I was given as homework a question related with this "smoothing" function: ${ F }_{ \delta }(x)=\frac { 1 }{ 2\delta } \int _{ -\delta }^{ \delta }{ f(x+t)dt }$

Where $f(x)$ is a continuous function.

Does it have some formal name? I'm trying to read some more about it but I wasn't able to find useful info.

Thanks!

• It's the continous form of a moving average, see en.wikipedia.org/wiki/Moving_average.
– fgp
Commented May 11, 2013 at 16:32
• In the frequency domain, the operator which takes $f$ to $F_\delta$ is called a "brick wall filter", since it simply removes all frequences greater than $2\pi\delta$ from $f$.
– fgp
Commented May 11, 2013 at 16:34

If you generalize it a bit, you get a well known and much used construction.
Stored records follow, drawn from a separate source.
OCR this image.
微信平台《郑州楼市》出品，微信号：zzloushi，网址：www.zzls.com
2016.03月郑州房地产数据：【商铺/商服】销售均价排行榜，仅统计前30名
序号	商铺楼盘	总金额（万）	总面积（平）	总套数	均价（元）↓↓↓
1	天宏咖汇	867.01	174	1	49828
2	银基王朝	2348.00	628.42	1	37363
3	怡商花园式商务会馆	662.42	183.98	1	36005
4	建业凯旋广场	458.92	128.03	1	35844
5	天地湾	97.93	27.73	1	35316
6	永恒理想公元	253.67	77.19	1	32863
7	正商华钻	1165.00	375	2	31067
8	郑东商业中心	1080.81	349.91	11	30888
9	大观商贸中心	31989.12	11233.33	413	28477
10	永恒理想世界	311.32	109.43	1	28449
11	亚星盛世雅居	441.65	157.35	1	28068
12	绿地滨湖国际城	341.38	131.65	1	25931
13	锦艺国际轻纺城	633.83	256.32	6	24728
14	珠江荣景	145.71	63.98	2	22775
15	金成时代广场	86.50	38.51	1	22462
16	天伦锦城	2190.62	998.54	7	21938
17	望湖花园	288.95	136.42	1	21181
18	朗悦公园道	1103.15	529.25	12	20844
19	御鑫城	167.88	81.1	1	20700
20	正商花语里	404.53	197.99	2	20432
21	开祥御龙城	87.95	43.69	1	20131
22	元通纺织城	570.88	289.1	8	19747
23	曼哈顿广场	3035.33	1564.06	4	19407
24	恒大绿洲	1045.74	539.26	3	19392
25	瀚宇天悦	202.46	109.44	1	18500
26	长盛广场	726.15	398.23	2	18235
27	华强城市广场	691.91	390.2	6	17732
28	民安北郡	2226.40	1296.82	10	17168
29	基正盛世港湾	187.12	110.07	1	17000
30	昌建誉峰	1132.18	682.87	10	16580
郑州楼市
The integral can be written the form $$F_\delta(x)=\frac1\delta\int_{-\infty}^{\infty}f(x-t)\varphi\Bigl(\frac t\delta\Bigr)\,dt$$ where, in this case, $$\varphi=\frac12\chi_{[-1,1]}$$ (where, in general, $\chi_A$ is the function which takes the value $1$ in the set $A$ and $0$ outside it). You can replace $\varphi$ by any nonnegative function which vanishes outside the interval $[-1,1]$ and has $\int_{-\infty}^\infty\phi(t)\,dt=1$. Then $F_\delta\to f$ when $\delta\to0$. This is most useful when $\varphi$ is infinetely differentiable, for then $F_\delta$ too becomes infinitely differentiable.
The function $\varphi$ is called a mollifier, and the process of moving from $f$ to $F_\delta$ is called mollification. It is a much used technique in real analysis.